In support of the detained, dozens of youths marched in the fishing village of La Chica "denouncing the policy of extermination and looting carried out by the Pasha of the area, Mr Mohamed Sadki, and their coreligionists corrupt traders who plunder these banks," according to the Committee Against Torture in Dakhla.
According to Sahrawi human rights activists, the head of Morocco's secret services in the area banned young Sahrawis from acceding the fishing banks, which are rich on octopuses, further inciting Moroccan settlers to revolt against the Sahrawis.
Moroccans have over 16,000 fishing boats, each carrying around four crew members, operating in the bank, and are selling their catches to 137 enterprises processing and canning fish in Dakhla. The entire fishing and canning industry along the coast of occupied Western Sahara is controlled by Moroccan capital and settlers.

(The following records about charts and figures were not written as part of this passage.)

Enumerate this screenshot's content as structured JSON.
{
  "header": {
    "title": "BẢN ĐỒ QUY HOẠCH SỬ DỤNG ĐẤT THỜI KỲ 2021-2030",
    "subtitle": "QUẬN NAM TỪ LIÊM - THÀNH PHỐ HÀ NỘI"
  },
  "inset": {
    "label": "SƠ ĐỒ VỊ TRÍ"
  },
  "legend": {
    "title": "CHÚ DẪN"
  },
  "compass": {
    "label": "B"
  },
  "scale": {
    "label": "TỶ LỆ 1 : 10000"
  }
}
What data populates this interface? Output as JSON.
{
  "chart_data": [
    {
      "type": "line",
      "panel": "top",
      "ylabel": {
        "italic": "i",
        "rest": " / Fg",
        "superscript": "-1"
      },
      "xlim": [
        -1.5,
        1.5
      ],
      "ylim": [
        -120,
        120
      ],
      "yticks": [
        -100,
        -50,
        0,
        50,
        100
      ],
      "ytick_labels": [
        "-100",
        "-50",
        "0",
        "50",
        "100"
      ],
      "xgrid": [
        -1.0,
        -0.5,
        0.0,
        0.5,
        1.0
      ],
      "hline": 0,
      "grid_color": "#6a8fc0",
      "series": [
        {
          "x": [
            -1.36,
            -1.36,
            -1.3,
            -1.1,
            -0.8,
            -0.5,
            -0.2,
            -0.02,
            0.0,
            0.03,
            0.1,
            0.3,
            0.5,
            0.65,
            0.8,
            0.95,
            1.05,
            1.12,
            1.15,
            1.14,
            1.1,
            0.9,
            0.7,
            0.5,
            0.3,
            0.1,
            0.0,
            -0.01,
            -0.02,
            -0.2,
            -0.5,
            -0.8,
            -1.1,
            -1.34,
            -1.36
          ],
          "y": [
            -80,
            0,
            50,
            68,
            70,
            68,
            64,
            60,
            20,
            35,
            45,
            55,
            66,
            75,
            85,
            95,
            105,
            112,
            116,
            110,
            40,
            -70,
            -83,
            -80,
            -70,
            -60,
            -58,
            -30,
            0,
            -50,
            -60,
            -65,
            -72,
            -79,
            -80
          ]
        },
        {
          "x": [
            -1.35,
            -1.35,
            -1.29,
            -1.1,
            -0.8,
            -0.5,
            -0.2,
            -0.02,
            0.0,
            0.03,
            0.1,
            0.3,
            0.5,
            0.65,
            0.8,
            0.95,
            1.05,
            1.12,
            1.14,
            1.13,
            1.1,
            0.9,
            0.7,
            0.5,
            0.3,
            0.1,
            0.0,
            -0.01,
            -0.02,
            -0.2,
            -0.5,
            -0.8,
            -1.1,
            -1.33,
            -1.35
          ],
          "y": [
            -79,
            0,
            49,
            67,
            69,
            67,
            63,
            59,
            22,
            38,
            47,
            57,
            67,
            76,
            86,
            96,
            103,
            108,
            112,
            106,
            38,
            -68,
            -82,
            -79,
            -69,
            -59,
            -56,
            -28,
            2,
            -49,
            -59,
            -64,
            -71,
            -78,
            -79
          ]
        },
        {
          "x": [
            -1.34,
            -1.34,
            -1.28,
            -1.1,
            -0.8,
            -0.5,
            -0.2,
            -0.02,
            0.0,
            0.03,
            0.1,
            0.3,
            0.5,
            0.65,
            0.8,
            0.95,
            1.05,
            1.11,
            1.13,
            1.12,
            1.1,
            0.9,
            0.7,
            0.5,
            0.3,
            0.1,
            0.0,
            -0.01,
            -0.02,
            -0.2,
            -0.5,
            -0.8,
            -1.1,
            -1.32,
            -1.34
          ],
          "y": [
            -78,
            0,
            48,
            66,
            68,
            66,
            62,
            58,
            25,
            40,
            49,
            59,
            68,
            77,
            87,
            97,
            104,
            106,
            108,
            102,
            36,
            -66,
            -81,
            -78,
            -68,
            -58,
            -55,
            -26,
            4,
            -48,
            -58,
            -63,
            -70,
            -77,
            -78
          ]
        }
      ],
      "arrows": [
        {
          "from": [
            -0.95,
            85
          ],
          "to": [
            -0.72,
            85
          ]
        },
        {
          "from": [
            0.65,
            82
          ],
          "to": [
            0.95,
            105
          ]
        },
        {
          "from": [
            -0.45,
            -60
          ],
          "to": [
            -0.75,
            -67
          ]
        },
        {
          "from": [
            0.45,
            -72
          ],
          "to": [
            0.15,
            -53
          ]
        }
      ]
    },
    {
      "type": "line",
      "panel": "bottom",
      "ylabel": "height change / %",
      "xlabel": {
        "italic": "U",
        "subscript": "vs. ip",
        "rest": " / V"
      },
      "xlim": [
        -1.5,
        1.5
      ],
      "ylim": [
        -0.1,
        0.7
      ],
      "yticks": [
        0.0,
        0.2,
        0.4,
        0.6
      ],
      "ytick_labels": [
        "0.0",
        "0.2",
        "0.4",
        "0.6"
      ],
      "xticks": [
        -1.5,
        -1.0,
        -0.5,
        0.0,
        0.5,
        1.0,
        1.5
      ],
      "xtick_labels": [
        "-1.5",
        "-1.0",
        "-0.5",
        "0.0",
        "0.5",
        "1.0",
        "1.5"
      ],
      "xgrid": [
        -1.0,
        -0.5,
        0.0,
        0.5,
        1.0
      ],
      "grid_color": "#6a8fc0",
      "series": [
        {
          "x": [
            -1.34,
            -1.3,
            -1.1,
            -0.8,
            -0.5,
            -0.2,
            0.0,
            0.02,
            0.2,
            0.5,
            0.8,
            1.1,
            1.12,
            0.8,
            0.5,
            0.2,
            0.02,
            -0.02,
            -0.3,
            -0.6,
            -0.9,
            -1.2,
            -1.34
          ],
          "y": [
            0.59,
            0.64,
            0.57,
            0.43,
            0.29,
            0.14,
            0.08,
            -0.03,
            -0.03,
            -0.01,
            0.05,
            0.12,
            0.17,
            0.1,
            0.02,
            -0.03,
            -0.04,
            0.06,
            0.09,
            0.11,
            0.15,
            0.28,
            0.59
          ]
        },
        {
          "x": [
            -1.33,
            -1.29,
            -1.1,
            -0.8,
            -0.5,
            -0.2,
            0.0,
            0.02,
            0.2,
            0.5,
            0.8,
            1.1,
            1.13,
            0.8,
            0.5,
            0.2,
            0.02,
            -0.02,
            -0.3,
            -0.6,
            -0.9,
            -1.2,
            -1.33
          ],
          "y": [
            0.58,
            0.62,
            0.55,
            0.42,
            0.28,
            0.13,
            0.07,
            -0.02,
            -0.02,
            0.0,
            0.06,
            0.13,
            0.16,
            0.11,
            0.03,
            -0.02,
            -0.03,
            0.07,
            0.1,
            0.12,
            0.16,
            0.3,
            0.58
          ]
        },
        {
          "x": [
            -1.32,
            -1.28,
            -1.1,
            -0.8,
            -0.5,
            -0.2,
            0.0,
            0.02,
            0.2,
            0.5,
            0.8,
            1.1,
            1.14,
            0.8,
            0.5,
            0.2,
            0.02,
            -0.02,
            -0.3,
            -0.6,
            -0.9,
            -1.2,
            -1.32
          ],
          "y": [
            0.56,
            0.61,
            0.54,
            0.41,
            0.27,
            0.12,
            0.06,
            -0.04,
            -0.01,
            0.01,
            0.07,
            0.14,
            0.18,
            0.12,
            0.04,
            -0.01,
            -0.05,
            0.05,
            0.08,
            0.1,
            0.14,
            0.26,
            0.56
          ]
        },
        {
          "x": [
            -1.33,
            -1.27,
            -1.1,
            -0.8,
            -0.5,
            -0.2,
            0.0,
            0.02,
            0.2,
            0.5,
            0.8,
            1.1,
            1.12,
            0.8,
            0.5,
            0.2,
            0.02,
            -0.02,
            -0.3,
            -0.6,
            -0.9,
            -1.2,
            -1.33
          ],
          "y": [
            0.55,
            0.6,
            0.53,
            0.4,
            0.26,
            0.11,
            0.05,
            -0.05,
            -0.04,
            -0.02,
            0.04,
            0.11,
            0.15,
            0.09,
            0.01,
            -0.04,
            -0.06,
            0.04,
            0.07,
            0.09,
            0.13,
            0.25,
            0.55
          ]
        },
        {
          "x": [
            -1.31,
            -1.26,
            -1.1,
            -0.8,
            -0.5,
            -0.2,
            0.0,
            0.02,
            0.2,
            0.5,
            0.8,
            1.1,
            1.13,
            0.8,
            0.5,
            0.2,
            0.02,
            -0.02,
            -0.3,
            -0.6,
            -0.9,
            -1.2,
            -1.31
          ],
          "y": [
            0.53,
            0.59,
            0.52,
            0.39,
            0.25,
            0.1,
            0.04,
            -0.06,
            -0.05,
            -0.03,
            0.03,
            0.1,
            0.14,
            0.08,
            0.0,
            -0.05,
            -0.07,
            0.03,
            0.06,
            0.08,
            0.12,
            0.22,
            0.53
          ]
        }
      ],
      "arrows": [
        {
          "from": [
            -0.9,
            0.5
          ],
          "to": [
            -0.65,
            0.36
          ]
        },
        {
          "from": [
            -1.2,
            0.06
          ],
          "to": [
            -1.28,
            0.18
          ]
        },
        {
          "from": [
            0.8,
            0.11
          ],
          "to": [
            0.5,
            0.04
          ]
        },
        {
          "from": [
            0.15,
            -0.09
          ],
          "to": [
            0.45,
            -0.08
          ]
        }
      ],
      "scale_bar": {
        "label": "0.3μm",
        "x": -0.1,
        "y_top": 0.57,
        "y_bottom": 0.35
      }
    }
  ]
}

Armed conflict between Morocco and Western Sahara's independence movement Polisario started in 1976, with the Moroccan occupation of the former Spanish colony, and ended with a UN-brokered ceasefire in 1991. Around one third of mostly uninhabited Saharawi lands - the interior part bordering Algeria and Mauritania - were left on Polisario's hands. The UN since 1991 has failed to produce a lasting peace agreement and an end to occupation.